Les paroles s’envolent, les écrits restent. Les propriétaires de bois ont donc tout intérêt, lorsqu’ils vendent des arbres, à formaliser cette transaction par la rédaction d’un contrat de vente. Etabli en double exemplaire, il sera signé des deux parties.
Cette démarche offre des garanties à chacun des contractants. Elle permet de fixer en toute transparence, les modalités techniques et financières concernant l’exploitation et le paiement du lot.
Sur ce contrat, qui peut être établi sur papier libre, il importe de préciser en premier lieu l’identité des signataires et le cas échéant en vertu de quel mandat ils ont été autorisés à engager le marché. L’objet de la transaction doit être noté.
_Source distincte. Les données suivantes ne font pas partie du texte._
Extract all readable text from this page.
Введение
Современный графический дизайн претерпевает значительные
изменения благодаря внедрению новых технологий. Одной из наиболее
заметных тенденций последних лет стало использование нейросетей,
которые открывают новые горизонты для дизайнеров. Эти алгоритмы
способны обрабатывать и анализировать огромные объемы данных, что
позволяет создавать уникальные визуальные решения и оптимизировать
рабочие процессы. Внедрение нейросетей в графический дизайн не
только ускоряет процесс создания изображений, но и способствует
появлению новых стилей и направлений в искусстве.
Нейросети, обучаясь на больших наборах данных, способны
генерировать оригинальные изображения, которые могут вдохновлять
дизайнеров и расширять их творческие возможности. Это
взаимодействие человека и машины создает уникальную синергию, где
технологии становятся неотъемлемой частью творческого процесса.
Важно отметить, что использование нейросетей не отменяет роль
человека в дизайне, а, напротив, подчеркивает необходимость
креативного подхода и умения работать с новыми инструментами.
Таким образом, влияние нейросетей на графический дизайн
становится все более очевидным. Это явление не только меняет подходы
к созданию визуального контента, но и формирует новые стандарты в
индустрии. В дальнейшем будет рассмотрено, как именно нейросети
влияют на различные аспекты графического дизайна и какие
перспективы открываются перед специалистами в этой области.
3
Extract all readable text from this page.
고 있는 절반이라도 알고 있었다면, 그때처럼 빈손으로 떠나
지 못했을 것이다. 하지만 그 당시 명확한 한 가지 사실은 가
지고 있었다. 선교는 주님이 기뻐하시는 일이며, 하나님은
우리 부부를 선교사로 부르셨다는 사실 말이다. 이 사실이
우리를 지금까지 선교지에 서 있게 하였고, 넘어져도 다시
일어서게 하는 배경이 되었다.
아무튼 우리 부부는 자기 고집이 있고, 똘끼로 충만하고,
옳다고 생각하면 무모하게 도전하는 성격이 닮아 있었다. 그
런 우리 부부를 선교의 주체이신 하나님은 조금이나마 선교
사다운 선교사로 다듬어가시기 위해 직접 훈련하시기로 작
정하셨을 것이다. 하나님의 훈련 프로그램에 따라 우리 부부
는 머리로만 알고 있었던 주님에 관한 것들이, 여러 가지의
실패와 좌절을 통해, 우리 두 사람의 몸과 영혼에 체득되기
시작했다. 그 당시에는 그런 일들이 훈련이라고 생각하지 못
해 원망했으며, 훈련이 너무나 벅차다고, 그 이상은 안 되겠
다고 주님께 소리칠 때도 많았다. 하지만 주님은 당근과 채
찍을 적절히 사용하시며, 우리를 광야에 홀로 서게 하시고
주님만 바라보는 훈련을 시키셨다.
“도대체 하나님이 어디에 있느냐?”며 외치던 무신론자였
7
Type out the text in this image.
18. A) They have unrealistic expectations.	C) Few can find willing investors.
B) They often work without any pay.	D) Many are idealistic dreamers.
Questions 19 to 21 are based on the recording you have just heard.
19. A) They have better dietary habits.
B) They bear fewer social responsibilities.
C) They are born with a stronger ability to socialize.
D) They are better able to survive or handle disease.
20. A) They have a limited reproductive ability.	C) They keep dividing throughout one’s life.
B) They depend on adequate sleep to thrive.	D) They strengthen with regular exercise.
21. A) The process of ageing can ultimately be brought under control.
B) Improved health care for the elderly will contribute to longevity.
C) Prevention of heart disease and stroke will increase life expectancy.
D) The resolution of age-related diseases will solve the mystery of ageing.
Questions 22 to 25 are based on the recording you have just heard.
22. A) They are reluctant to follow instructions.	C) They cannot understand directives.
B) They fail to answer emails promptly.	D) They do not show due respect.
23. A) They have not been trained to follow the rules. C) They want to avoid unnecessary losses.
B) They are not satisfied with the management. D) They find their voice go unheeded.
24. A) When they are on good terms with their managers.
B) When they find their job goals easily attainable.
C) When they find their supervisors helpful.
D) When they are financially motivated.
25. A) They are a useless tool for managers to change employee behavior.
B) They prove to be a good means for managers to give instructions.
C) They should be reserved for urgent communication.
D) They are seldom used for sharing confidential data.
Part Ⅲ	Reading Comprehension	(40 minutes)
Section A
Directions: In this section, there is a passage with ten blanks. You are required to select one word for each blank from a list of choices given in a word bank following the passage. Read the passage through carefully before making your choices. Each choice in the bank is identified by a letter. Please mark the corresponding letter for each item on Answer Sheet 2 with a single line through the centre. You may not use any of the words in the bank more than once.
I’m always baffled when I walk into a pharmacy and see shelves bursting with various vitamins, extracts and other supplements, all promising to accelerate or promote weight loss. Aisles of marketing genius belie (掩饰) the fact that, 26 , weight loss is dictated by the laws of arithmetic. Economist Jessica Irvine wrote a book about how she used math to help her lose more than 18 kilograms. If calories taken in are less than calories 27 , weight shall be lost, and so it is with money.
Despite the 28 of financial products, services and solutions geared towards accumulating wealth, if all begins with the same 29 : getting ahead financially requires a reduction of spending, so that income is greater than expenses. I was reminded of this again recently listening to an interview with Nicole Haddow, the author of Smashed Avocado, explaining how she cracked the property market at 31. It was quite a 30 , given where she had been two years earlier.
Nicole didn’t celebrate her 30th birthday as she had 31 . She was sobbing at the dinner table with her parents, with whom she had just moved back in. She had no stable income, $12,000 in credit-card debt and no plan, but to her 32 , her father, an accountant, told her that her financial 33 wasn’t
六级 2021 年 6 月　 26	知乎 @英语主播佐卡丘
S’agit-il d’une coupe rase ou d’une éclaircie ? Comment sont désignés les arbres à abattre ? Quel est leur nombre ? Y a-t-il des précautions particulières à respecter ? Autant de précisions qui permettent d’éviter les contentieux ultérieurs.
Le contrat de vente précise également les conditions d’exploitation : personne à prévenir avant de commencer le chantier, époque et délais pour l’abattage, création de layons de débardage, voies à utiliser pour la vidange des bois, localisation et durée d’utilisation des places de dépôt…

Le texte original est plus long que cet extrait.